Part 1: Understanding Form 4
Form 4 is filed with the SEC whenever a company insider — an officer, director, or 10%+ shareholder — buys or sells their company's stock. They have exactly 2 business days. These filings are public the moment they're accepted.
Transaction Codes — What Each Letter Means
| Code | Meaning | Signal? |
|---|---|---|
| P | Open-market purchase — insider paid cash at market price | Strong bullish signal |
| S | Open-market sale — insider sold at market price | Worth noting, context matters |
| A | Award — shares granted as compensation | No signal, routine |
| M | Option exercise — converting options to shares | Neutral, often followed by S |
| F | Tax withholding — shares withheld to cover taxes | No signal, automatic |
| D | Disposition — shares returned or surrendered | Rare, context-dependent |
| G | Gift — shares donated or gifted | No signal |
What to Focus On
- Code P (open-market purchase) is the only transaction type that represents a genuine signal. The insider chose to spend their own cash at whatever the stock was trading at. No one forced them.

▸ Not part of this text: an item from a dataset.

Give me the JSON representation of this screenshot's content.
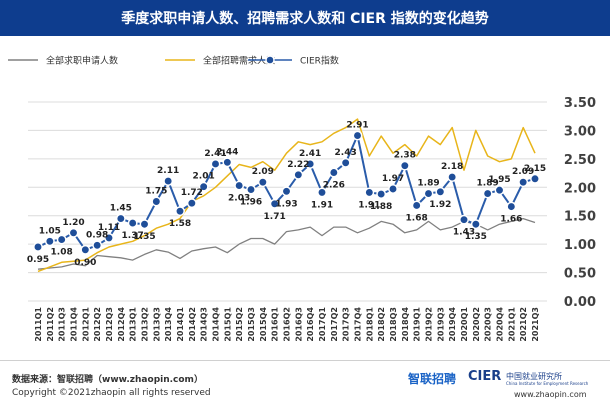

- Cluster buying — multiple executives buying in the same 30-day window — is a stronger signal than a single purchase, even a large one.
- Size relative to salary matters. A $50K buy from a CEO making $10M/year is noise. A $2M buy is not.
- Sells are ambiguous. Insiders sell for many reasons — diversification, estate planning, a house purchase. Buys have exactly one reason.
Part 2: Understanding 13F Filings
Any institutional manager controlling $100M+ in US equities must disclose their full long equity portfolio every quarter. Filed within 45 days of each quarter end. Covers Q1 (due May 15), Q2 (Aug 14), Q3 (Nov 14), Q4 (Feb 14).
What 13F Data Tells You
- Portfolio construction — what sectors and positions a fund has conviction on over multiple quarters.
- New positions — stocks that appear for the first time in a fund's filing. Often the most interesting data point.
- Position sizing — how much of the portfolio a fund has allocated to each stock. A 10% position is very different from a 0.1% position.
What 13F Data Does NOT Tell You
- Short positions — 13F only covers long equity. A fund can report 5 million shares long while simultaneously being net short.
- Options strategies — calls and puts are sometimes disclosed but often excluded.
- Current positions — data can be up to 135 days stale by the time you read it.